Her final departure from this world is recorded in a beautiful account of the event by a Persian biographer. He says that during her last moments, many of her followers surrounded her, but she bade them to leave, asking them to make way for the arrival of Allah’s messengers. When they had left her presence, they heard her voice making the profession of faith "La illaha ilallah", and then a voice saying "O’ soul at rest, return to thy Lord, satisfied with Him, giving satisfaction to Him. So enter among My servants and enter into My paradise." [Al-Quran].

About seven years before she died, she traveled to Jerusalem with a woman companion and attendant .There she bought a small house with some land surrounding it, on top of the Holy Mt. Olives [Tur]. There she lived, and from there she used to walk down everyday, to Al-Aqsa mosque where she prayed and gave teachings to the people. Both men and women comprised her following, who would come in droves to listen to her. She was accepted as a master of the path, by both men and women, as it was Allah Who had moved her in this way to be a means of manifesting Himself to the people who sought Him through her. After praying she would walk back up to the mountain.

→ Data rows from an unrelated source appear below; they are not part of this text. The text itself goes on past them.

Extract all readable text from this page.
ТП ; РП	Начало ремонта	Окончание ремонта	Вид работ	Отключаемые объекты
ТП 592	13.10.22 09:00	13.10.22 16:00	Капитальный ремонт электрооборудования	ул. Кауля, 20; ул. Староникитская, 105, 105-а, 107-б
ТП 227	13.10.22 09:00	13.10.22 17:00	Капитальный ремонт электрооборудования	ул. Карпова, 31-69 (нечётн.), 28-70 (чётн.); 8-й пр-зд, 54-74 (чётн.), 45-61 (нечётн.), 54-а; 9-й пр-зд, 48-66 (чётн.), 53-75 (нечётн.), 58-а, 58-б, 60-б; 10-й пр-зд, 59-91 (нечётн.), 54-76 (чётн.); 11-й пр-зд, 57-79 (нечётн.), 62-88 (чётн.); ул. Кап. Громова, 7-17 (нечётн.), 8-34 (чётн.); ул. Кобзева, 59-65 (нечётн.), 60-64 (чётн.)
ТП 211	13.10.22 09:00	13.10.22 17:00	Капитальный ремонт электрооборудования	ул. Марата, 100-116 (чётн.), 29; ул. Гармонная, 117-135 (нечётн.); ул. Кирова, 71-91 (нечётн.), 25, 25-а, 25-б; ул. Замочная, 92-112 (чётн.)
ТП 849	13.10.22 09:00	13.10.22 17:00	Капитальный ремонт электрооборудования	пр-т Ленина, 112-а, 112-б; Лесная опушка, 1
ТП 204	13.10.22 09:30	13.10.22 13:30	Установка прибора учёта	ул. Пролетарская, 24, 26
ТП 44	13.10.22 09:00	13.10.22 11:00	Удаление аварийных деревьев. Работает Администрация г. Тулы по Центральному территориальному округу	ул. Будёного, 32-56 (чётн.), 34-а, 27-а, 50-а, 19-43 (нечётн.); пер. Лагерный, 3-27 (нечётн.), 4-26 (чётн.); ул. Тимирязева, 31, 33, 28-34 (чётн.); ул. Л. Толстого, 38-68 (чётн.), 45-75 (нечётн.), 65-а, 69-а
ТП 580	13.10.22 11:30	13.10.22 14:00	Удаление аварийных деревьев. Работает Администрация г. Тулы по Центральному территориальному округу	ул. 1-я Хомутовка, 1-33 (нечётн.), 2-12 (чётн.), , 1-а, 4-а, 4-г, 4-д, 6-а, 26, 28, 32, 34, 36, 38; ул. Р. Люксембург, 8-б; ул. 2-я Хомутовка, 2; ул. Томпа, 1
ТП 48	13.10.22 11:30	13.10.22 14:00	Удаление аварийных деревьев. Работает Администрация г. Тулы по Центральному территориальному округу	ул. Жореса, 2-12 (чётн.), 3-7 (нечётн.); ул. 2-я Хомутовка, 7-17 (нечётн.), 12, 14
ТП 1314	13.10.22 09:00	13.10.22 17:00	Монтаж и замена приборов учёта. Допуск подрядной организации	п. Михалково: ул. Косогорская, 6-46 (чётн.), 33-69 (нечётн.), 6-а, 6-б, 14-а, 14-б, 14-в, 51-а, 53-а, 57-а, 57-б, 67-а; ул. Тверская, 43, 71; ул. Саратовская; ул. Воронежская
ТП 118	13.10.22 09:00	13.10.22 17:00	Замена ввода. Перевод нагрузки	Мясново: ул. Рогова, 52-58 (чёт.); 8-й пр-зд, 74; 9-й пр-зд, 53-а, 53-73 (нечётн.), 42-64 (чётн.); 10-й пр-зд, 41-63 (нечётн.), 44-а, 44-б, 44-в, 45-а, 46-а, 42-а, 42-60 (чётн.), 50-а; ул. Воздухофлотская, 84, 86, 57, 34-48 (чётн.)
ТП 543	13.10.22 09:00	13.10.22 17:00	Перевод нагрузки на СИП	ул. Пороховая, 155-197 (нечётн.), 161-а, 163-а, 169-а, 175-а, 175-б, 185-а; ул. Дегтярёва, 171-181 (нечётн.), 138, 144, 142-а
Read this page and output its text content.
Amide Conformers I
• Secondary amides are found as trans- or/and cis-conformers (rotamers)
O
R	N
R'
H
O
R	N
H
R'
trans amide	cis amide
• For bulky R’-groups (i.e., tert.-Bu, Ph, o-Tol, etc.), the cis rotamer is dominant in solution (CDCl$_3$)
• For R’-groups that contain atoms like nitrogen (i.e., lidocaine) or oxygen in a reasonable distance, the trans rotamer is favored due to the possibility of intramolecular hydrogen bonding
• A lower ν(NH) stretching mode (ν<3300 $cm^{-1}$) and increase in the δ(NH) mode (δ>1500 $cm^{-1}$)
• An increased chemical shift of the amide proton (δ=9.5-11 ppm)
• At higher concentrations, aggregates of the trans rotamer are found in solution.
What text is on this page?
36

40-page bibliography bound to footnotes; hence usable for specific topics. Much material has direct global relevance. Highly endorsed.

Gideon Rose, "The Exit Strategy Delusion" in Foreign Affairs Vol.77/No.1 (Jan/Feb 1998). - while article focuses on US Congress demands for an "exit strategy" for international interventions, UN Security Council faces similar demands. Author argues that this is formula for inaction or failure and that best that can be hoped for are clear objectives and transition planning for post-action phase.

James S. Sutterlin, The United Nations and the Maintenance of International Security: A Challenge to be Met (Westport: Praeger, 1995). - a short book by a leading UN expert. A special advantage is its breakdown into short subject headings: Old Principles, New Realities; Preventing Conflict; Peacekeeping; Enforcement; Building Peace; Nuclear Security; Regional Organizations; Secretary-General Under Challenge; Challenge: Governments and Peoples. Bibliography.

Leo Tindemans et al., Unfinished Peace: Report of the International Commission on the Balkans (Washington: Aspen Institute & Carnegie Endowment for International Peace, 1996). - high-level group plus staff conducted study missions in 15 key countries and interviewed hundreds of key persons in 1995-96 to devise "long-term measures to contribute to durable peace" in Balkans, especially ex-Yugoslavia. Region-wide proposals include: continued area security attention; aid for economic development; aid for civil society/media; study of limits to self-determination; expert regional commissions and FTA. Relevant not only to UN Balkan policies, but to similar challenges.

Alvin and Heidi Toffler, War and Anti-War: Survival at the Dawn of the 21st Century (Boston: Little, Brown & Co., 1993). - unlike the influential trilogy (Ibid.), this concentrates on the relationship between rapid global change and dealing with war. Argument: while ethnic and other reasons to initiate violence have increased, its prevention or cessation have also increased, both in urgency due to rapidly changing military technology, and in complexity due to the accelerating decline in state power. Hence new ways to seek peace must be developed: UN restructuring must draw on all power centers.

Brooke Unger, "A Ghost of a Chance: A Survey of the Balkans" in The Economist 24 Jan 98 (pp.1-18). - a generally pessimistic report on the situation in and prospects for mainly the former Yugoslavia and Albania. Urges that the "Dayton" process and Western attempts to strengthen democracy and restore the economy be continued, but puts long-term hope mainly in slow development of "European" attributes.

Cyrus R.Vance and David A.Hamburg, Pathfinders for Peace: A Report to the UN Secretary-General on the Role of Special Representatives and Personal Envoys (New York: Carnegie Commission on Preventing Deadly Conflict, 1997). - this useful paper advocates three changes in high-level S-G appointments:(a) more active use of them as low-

This she did every day till she died in the year 185 A.H / 801 C.E. After her death, her followers built a tomb for her, which still exists near the Christian Church of Ascension on top of the Mt of Olives. It is visited by those who remember this lady saint, and thank Allah for the blessing which He granted through her life……the example of a holy soul filled with Huu.

Through her journey of life she traversed all the stages of The Way, starting from "Tawba" Penitence, the first of the many, and finally reached the true gnosis and Beautific Vision, the ultimate achievement. To conclude, she was a saint par excellence, burning with the love of the Real to such a degree that the world of illusion was reduced to cinders around her.